Fruit bodies of the Hebeloma radicosum can be identified by the tapering root-like stipe base, as well as the almond-like odor. Found in Japan, Europe, and North America, it is an ammonia fungus, and fruits on mole, mouse, or shrew middens.
Other names: Rooting Poison Pie.
Hebeloma radicosum Identification
The fruit bodies have caps 5–10 cm (2.0–3.9 in) in diameter that is initially convex before flattening out in age. The surface of fresh caps is sticky; the color, which ranges from yellowish tan to golden brown to ochre, or pale cinnamon, is lighter towards the margin. The margins of young caps are curled inward, and often have adherent hanging remnants of the partial veil.
The gills are notched to nearly free from attachment to the stipe, and have scalloped or fringed edges, especially in maturity. Initially white, the gills change from ochre to reddish-brown as the spores mature.
The stipe measures 7.5–18 cm (3.0–7.1 in) long by 1.3–2.5 cm (0.5–1.0 in) thick and is usually swollen in the middle and tapered on each end. The stipe base is covered with pale brownish fibers and cottony scales over a cream ground color. The stipe is solid (i.e., not hollow) and firm, with a ring on the upper portion.
The flesh has a mild taste and an odor of almonds or marzipan. Several aromatic compounds are responsible for the mushroom's odor, including benzaldehyde, 2-phenylethanal, 2-phenylethanol, phenylacetic acid, N-formylaniline, and 1-octen-3-ol.
Hebeloma radicosum produces a rusty brown to cinnamon-brown spore print. Spores are almond-shaped, covered in small warts, and measure 8–10 by 5–6 μm. The basidia (spore-bearing cells) are four-spored.

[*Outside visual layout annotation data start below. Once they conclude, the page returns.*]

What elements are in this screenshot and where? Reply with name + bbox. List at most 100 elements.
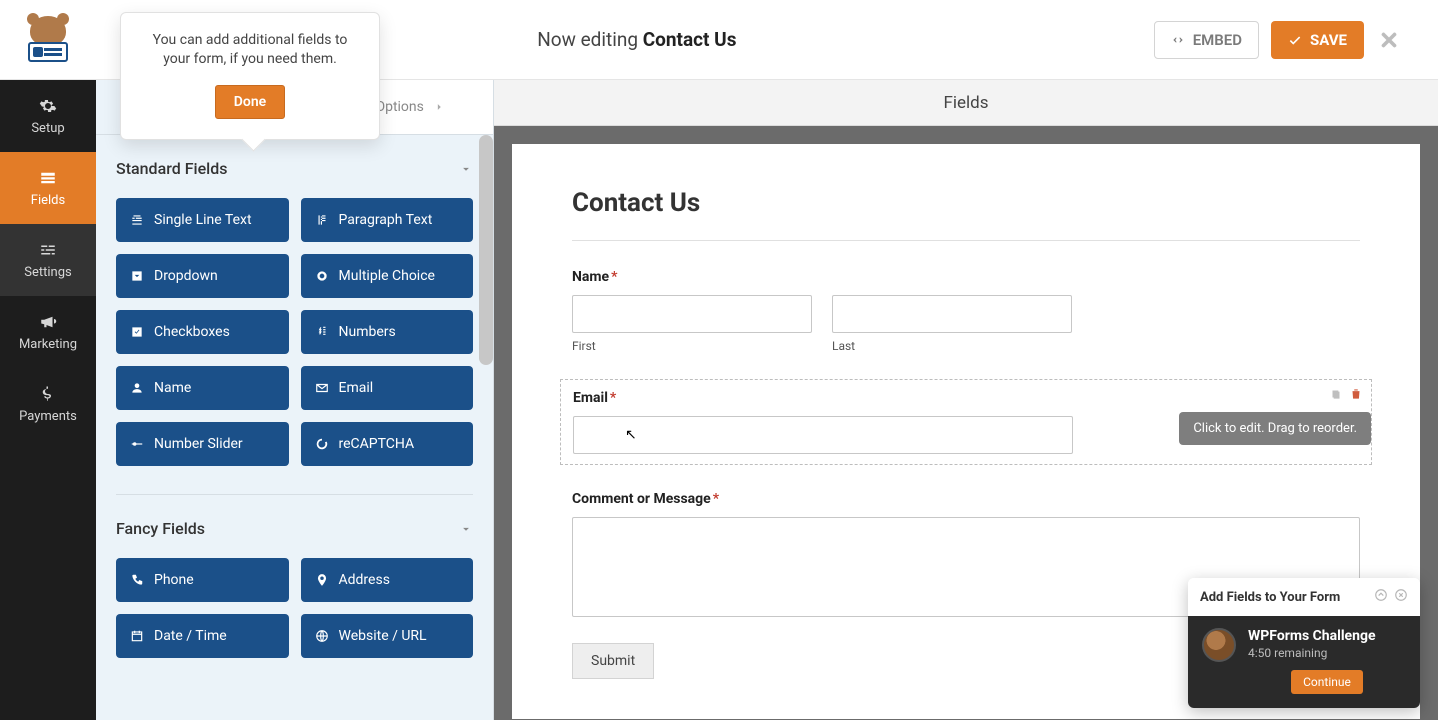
field-chip-icon	[315, 269, 329, 283]
nav-payments[interactable]: Payments	[0, 368, 96, 440]
close-button[interactable]	[1364, 29, 1414, 51]
field-chip-icon	[315, 325, 329, 339]
field-email[interactable]: Email* ↖ Click to edit. Drag to reorder.	[560, 379, 1372, 465]
section-standard-label: Standard Fields	[116, 159, 227, 178]
preview-header: Fields	[494, 80, 1438, 126]
check-icon	[1288, 33, 1302, 47]
field-chip-label: Date / Time	[154, 628, 227, 644]
field-chip[interactable]: Numbers	[301, 310, 474, 354]
dollar-icon	[39, 385, 57, 403]
nav-settings-label: Settings	[24, 265, 71, 280]
field-chip[interactable]: Name	[116, 366, 289, 410]
field-chip[interactable]: Paragraph Text	[301, 198, 474, 242]
code-icon	[1171, 33, 1185, 47]
field-email-label: Email	[573, 390, 608, 406]
sublabel-last: Last	[832, 339, 1072, 353]
input-first-name[interactable]	[572, 295, 812, 333]
field-chip-icon	[130, 629, 144, 643]
embed-button-label: EMBED	[1193, 31, 1242, 49]
save-button[interactable]: SAVE	[1271, 21, 1364, 59]
field-chip[interactable]: reCAPTCHA	[301, 422, 474, 466]
field-chip-icon	[315, 381, 329, 395]
sublabel-first: First	[572, 339, 812, 353]
nav-setup-label: Setup	[31, 121, 64, 136]
field-chip[interactable]: Single Line Text	[116, 198, 289, 242]
field-chip[interactable]: Website / URL	[301, 614, 474, 658]
field-chip-icon	[130, 381, 144, 395]
nav-marketing[interactable]: Marketing	[0, 296, 96, 368]
field-chip[interactable]: Multiple Choice	[301, 254, 474, 298]
popover-done-button[interactable]: Done	[215, 85, 285, 119]
field-chip[interactable]: Dropdown	[116, 254, 289, 298]
collapse-icon[interactable]	[1374, 588, 1388, 606]
field-chip[interactable]: Number Slider	[116, 422, 289, 466]
field-chip[interactable]: Email	[301, 366, 474, 410]
field-chip-label: Dropdown	[154, 268, 218, 284]
nav-fields[interactable]: Fields	[0, 152, 96, 224]
main-nav: Setup Fields Settings Marketing Payments	[0, 0, 96, 720]
required-asterisk: *	[610, 390, 616, 406]
field-chip-label: Phone	[154, 572, 194, 588]
chevron-down-icon	[459, 162, 473, 176]
bullhorn-icon	[39, 313, 57, 331]
challenge-title: WPForms Challenge	[1248, 628, 1406, 644]
gear-icon	[39, 97, 57, 115]
field-chip-label: Name	[154, 380, 191, 396]
field-chip-icon	[130, 437, 144, 451]
embed-button[interactable]: EMBED	[1154, 21, 1259, 59]
field-chip[interactable]: Address	[301, 558, 474, 602]
field-chip-label: Number Slider	[154, 436, 243, 452]
logo[interactable]	[0, 0, 96, 80]
field-chip-label: reCAPTCHA	[339, 436, 415, 452]
field-chip-icon	[130, 325, 144, 339]
nav-payments-label: Payments	[19, 409, 77, 424]
nav-settings[interactable]: Settings	[0, 224, 96, 296]
field-chip[interactable]: Checkboxes	[116, 310, 289, 354]
field-comment-label: Comment or Message	[572, 491, 711, 507]
section-fancy[interactable]: Fancy Fields	[116, 495, 473, 558]
field-chip-label: Website / URL	[339, 628, 427, 644]
nav-marketing-label: Marketing	[19, 337, 77, 352]
submit-button[interactable]: Submit	[572, 643, 654, 679]
required-asterisk: *	[713, 491, 719, 507]
field-chip-label: Numbers	[339, 324, 396, 340]
sliders-icon	[39, 241, 57, 259]
input-email[interactable]	[573, 416, 1073, 454]
field-chip[interactable]: Date / Time	[116, 614, 289, 658]
challenge-widget: Add Fields to Your Form WPForms Challeng…	[1188, 578, 1420, 708]
challenge-head-label: Add Fields to Your Form	[1200, 590, 1340, 605]
field-chip-icon	[130, 213, 144, 227]
fields-panel: Add Fields Field Options Standard Fields	[96, 80, 494, 720]
form-title[interactable]: Contact Us	[572, 188, 1360, 218]
mascot-avatar	[1202, 628, 1236, 662]
section-fancy-label: Fancy Fields	[116, 519, 205, 538]
field-chip-icon	[130, 269, 144, 283]
onboarding-popover: You can add additional fields to your fo…	[120, 12, 380, 140]
chevron-right-icon	[432, 100, 446, 114]
field-chip-icon	[315, 213, 329, 227]
required-asterisk: *	[611, 269, 617, 285]
field-chip-label: Multiple Choice	[339, 268, 435, 284]
field-chip-icon	[315, 629, 329, 643]
challenge-continue-button[interactable]: Continue	[1291, 670, 1363, 694]
chevron-down-icon	[459, 522, 473, 536]
save-button-label: SAVE	[1310, 31, 1347, 49]
mascot-icon	[24, 16, 72, 64]
field-chip-icon	[315, 437, 329, 451]
trash-icon[interactable]	[1349, 386, 1363, 405]
field-chip[interactable]: Phone	[116, 558, 289, 602]
duplicate-icon[interactable]	[1329, 386, 1343, 405]
field-chip-label: Address	[339, 572, 390, 588]
input-last-name[interactable]	[832, 295, 1072, 333]
section-standard[interactable]: Standard Fields	[116, 135, 473, 198]
close-icon	[1378, 29, 1400, 51]
topbar-title-prefix: Now editing	[537, 28, 643, 51]
field-name-label: Name	[572, 269, 609, 285]
field-chip-icon	[315, 573, 329, 587]
field-chip-label: Checkboxes	[154, 324, 230, 340]
field-name[interactable]: Name* First Last	[572, 269, 1360, 353]
close-icon[interactable]	[1394, 588, 1408, 606]
field-hint: Click to edit. Drag to reorder.	[1179, 412, 1371, 445]
divider	[572, 240, 1360, 241]
nav-setup[interactable]: Setup	[0, 80, 96, 152]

The Japanese species Hebeloma radicosoides resembles H. radicosum in appearance and habitat, but can be distinguished by its yellower cap and lack of odor. Additionally, H. radicosoides fruits after experimental application of urea to soil, while H. radicosum does not. Another lookalike, Hypholoma radicosum, has a rooting stipe, but it is more slender and smells strongly of the compound iodoform.
Hebeloma radicosum Taxonomy
The species was first described scientifically by Jean Baptiste François Pierre Bulliard in 1784 as Agaricus radicosus. Adalbert Ricken transferred it to Hebeloma in 1915. Historical synonyms have resulted from the transfer of the fungus to the genera Pholiota by Paul Kummer in 1871, Dryophila by Lucien Quélet in 1886, Myxocybe by Victor Fayod in 1889, and Roumeguerites by Marcel Locquin in 1979.
The molecular analysis places the species in a basal position of the Myxocybe clade. This grouping of phylogenetically related species contains members that form a pseudorrhiza, such as H. danicum, H. senescens, H. calyptrosporum, H. birrus, H. pumilium, and H. cylindrosporum.